The origins of a family counseling method spread worldwide
Daniel Arasa.
Rafael Pich, pasión por la familia. La orientación familiar, un
sueño hecho realidad
(“Rafael Pich, Passion for the Family. Family Counseling, A Dream Comes
True”), Styria, Barcelona 2010.
Daniel Arasa, a journalist and journalism professor at Pompeu Fabra and
at Abat Oliva, Universities of Barcelona, traces the history of Family
Counseling. He bases his research on the studies of Rafael
Pich-Aguilera, recently deceased in 2008. Pich was a promoter of an
educational approach aimed at the formation of parents for the
improvement of their children, a method born on the small-scale in 1968
in Barcelona which is currently used in over 50 countries on five
continents.
Family Counseling had a simple start: a group of parents raised the
need for “something” to improve the education of their children and
their own family life. Without fanfare, they began meeting and
developing the system. First it spread in Catalonia and Spain, and then
it quickly diffused in many other countries.
The original approach of this formula for teaching family counseling is
the “case method”, used specially in business schools, but these
pioneers have applied it to family education. Objectives were set to be
“better people, better spouses, better parents.”

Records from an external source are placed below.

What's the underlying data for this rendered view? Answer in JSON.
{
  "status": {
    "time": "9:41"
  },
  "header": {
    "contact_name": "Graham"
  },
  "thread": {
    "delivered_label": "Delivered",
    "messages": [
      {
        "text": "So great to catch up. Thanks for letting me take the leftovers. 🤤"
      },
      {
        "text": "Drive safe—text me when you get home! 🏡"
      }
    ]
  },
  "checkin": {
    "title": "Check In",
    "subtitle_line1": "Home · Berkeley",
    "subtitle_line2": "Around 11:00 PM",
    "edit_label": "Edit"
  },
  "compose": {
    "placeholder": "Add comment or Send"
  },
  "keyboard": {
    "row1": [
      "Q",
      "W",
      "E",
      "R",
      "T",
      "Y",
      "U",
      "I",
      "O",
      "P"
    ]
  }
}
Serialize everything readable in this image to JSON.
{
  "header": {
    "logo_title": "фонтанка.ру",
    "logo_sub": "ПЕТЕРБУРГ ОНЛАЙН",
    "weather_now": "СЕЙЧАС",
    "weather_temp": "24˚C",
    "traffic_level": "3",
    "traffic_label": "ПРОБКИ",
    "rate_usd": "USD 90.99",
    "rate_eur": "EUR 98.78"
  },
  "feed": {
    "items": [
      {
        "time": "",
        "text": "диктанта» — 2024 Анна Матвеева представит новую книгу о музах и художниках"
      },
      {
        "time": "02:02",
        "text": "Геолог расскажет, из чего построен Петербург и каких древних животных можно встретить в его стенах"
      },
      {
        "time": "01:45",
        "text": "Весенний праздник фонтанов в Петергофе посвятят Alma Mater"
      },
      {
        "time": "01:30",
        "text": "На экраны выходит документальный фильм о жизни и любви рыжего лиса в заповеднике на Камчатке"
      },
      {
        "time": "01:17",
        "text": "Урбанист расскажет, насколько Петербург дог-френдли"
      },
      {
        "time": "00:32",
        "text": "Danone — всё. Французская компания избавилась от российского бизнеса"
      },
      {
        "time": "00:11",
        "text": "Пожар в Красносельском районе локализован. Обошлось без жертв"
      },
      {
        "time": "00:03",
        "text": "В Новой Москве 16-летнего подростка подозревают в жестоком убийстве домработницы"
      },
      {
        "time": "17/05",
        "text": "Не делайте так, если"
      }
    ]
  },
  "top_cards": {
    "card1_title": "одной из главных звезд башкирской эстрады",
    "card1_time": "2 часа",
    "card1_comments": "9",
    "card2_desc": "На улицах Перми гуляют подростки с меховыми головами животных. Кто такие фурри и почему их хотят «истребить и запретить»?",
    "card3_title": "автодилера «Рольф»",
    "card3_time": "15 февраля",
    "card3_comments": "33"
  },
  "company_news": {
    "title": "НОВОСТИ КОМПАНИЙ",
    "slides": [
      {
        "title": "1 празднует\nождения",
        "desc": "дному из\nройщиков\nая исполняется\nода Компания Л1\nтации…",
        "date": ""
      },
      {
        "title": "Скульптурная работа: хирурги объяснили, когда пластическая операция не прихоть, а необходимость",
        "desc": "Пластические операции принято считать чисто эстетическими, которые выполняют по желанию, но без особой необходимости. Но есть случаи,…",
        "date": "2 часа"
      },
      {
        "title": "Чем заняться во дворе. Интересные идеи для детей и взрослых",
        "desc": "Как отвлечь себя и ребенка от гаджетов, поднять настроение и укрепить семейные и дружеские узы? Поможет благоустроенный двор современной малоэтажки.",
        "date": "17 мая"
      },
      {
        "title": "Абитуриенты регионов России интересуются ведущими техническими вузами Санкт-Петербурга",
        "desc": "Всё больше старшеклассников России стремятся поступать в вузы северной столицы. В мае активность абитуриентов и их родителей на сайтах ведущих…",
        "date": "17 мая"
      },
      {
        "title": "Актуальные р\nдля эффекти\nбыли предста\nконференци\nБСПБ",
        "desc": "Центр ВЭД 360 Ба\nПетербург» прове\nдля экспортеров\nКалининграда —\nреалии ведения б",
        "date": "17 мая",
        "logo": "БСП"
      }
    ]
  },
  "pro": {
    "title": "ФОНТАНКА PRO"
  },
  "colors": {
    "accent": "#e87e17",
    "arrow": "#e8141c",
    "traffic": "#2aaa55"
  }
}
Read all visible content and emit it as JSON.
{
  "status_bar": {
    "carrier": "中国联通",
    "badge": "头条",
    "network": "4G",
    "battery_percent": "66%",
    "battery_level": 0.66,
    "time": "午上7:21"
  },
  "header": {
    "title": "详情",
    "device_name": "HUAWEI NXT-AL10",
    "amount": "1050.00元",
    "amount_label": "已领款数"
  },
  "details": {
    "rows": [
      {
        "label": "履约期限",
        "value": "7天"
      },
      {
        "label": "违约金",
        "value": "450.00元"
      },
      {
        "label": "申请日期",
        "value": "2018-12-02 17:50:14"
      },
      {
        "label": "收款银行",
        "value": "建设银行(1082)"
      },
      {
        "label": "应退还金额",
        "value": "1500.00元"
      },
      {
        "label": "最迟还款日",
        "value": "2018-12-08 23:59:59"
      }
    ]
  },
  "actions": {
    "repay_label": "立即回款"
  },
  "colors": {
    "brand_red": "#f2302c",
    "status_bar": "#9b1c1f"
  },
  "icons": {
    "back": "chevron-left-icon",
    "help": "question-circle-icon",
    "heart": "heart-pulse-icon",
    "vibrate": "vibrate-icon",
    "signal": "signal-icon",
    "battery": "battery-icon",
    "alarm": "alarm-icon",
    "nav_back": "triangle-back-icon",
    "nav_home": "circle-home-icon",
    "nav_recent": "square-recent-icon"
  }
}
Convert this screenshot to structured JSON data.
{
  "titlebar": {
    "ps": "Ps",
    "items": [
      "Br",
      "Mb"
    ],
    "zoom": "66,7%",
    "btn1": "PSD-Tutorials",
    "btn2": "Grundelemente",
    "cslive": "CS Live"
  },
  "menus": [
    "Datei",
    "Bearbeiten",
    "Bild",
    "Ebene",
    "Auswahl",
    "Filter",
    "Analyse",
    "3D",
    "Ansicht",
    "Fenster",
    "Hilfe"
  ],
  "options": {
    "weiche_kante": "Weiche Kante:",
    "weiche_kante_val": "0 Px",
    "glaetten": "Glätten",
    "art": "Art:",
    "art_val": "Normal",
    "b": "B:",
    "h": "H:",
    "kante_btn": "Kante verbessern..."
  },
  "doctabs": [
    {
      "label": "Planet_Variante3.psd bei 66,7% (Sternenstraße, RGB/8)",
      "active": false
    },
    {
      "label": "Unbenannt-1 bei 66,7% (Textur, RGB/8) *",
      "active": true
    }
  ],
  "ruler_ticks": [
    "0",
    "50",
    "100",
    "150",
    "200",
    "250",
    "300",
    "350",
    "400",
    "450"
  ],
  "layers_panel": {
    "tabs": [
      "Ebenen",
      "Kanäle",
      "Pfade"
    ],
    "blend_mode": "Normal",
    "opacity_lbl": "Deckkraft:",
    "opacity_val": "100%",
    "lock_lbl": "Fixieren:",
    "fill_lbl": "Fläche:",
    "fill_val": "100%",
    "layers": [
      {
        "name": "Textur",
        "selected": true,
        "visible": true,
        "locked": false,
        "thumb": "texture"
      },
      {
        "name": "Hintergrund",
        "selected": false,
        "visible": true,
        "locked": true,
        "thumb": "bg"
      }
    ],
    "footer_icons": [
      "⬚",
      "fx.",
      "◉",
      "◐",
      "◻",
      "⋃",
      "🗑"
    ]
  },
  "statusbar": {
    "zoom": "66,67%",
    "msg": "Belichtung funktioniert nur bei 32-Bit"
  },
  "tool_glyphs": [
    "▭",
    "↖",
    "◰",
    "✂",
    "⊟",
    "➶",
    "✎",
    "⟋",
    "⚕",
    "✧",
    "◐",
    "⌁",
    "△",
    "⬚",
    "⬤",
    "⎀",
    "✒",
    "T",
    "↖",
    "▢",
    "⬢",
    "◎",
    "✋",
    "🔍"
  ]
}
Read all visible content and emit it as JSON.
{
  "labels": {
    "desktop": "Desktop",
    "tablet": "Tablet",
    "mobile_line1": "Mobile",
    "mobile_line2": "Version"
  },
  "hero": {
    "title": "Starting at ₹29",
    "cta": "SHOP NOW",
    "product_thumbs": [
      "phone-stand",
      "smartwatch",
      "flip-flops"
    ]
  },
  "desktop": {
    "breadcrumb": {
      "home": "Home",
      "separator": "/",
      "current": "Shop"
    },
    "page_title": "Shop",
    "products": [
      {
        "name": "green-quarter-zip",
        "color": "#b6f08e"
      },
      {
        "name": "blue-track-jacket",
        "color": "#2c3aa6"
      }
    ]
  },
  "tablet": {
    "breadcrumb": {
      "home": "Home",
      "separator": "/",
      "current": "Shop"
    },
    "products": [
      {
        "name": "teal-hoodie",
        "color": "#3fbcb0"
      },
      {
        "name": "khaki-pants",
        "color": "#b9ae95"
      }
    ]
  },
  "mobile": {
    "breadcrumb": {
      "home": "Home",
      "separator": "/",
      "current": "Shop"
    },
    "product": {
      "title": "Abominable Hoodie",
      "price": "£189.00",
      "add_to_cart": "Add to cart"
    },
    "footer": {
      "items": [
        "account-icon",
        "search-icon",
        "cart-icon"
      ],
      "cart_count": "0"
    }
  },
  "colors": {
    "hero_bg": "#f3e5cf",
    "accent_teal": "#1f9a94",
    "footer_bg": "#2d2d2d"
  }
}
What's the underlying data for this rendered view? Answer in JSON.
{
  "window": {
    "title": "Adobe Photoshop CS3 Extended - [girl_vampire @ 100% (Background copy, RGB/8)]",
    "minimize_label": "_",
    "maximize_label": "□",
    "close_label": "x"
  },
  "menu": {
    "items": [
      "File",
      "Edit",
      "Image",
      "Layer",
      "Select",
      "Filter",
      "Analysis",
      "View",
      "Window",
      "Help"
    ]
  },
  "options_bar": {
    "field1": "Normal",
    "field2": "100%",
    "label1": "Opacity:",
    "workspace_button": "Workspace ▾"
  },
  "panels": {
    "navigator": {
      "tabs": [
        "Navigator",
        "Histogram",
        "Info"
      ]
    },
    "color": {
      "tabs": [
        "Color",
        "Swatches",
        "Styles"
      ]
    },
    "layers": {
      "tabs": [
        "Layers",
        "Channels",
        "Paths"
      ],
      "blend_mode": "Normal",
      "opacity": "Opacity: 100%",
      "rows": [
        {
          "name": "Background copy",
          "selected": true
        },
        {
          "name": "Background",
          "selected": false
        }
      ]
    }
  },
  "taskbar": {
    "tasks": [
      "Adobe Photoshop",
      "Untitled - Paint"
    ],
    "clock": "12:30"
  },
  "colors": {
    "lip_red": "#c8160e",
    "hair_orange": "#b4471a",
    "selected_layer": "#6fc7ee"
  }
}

Many people participated in the developmental process of Family
Counseling, but Rafael Pich-Aguilera emerged as the leader who
spearheaded the international expansion. He was an optimistic person,
father of 16 children, with an immense capacity for work and a spirit
of service. Arasa states in the book that he was a “magnificent figure,
multifaceted and unfathomable, on a global dimension.”
Daniel Arasa, who has closely collaborated with Rafael Pich in the
promotion of family counseling, is a journalist, a journalism
professor, and the president of the organization Grup d’Entitats Catalanes de la Familia.